5. Accordingly, Mr. Hari Nair, authorised signatory of the petitioner/demerged company has filed an affidavit dated June 17, 2009, wherein he has stated that the demerged company does not have any staff and the employees engaged in or in relation to the treasury activities, and has given an undertaking that all the existing employees of the demerged company would continue to remain so as per the terms of their employment with the demerged company and hence the employees of the demerged company would not be adversely affected from or due to the implementation of the scheme. This assurance is accepted.

6. Upon perusal of the entire material placed on records, the scheme appears to be fair and reasonable and is not violative of any provisions of law and is not contrary to any public policy. None of the parties concerned have come forward to oppose the scheme. Moreover, the Regional Director has stated that the scheme as proposed is not prejudicial to the interest of the shareholders, creditors and the public.

7. Since all the requisite statutory compliances have been fulfilled and objections raised by the intervenor have been answered by counsel for the petitioners, Company Petitions Nos. 375 of 2009 and 376 of 2009 filed by the petitioner-companies are made absolute in terms of prayer Clauses (a) to (d) and (a) to (c), respectively.

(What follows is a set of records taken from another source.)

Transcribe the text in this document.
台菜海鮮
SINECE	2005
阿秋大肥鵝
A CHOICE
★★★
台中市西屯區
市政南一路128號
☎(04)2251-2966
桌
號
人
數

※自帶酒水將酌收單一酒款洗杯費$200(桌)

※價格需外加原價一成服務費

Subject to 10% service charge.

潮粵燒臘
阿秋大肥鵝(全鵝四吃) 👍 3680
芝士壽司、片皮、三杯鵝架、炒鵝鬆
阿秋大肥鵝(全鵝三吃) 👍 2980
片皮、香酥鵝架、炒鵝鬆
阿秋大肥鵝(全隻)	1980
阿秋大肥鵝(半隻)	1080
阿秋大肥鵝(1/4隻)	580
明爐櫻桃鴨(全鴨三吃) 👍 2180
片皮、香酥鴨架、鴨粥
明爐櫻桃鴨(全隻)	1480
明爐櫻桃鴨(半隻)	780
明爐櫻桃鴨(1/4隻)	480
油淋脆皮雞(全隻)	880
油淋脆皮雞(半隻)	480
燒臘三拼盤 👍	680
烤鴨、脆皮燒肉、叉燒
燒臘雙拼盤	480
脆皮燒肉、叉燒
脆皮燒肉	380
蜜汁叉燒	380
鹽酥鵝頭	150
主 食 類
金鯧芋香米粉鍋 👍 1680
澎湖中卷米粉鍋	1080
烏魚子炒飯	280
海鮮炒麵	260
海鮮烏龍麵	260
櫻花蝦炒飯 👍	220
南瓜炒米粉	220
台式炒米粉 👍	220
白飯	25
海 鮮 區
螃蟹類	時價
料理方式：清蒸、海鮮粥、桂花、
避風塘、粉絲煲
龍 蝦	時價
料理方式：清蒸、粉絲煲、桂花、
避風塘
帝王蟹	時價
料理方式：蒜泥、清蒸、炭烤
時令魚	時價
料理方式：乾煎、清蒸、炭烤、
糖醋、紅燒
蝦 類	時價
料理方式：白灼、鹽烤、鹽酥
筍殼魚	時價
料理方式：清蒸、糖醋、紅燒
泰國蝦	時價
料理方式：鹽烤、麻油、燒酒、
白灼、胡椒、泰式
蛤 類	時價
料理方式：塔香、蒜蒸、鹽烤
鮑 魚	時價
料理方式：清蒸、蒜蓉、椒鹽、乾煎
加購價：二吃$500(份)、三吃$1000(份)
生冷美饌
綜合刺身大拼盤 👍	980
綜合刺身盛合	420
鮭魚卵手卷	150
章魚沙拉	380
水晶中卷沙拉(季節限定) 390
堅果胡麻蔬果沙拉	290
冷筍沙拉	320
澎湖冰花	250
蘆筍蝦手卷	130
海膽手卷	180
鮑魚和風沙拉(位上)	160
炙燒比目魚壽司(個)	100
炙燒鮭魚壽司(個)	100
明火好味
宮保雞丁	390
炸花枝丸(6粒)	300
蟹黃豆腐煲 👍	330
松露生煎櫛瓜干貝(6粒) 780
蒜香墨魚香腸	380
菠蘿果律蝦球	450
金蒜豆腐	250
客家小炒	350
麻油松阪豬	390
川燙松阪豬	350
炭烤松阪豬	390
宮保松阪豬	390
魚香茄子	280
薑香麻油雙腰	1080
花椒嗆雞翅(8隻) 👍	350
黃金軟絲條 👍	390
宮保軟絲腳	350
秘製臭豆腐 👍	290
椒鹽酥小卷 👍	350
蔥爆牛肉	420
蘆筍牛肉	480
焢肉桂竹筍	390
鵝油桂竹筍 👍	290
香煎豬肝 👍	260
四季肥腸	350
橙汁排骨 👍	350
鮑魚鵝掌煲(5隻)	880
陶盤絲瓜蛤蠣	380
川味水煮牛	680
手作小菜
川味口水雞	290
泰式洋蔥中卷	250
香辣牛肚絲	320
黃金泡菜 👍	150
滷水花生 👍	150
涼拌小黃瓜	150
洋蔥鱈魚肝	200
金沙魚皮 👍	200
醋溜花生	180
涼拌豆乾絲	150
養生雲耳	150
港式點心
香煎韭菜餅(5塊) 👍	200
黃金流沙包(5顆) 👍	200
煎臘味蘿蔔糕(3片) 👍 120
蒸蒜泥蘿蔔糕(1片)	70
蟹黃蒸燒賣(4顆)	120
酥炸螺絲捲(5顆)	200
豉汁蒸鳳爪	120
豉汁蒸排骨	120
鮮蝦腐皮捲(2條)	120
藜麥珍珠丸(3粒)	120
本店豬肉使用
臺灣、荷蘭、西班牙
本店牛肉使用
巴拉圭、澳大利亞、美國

8 The petitioner-companies to lodge a copy of this order and the scheme with the concerned Superintendent of Stamps for the purpose of adjudication of stamp duty payable, if any, on the same within 30 days of obtaining the certified copy and/or an authenticated copy of the order.

9. The Income-tax Department will be free to examine the aspect of any tax payable as a result of the scheme by either of the two entities. The petitioners undertake that they will not urge before the income-tax authorities that the issue of taxability cannot be gone into by reason of the order passed by this hon'ble court.

10. The petitioners in all the company petitions to pay costs of Rs. 7,500 each to the Regional Director in the Company Petitions Nos. 375 of 2009 and 376 of 2009. Costs to be paid within four weeks from today.

11. Filing and issuance of the drawn up order is dispensed with.

12. All concerned authorities to act on a copy of this order along with the scheme duly authenticated by the Company Registrar, High Court, Bombay.

13. There are two applications which are on Lodging Nos. 672 of 2009 and 673 of 2009 filed by Rajkot Saher/Jilla Grahak Suraksha Mandal and Another, the intervenor in the present company petitions. Since the main petitions have already been disposed of, nothing survives in the company applications hence dismissed and disposed of.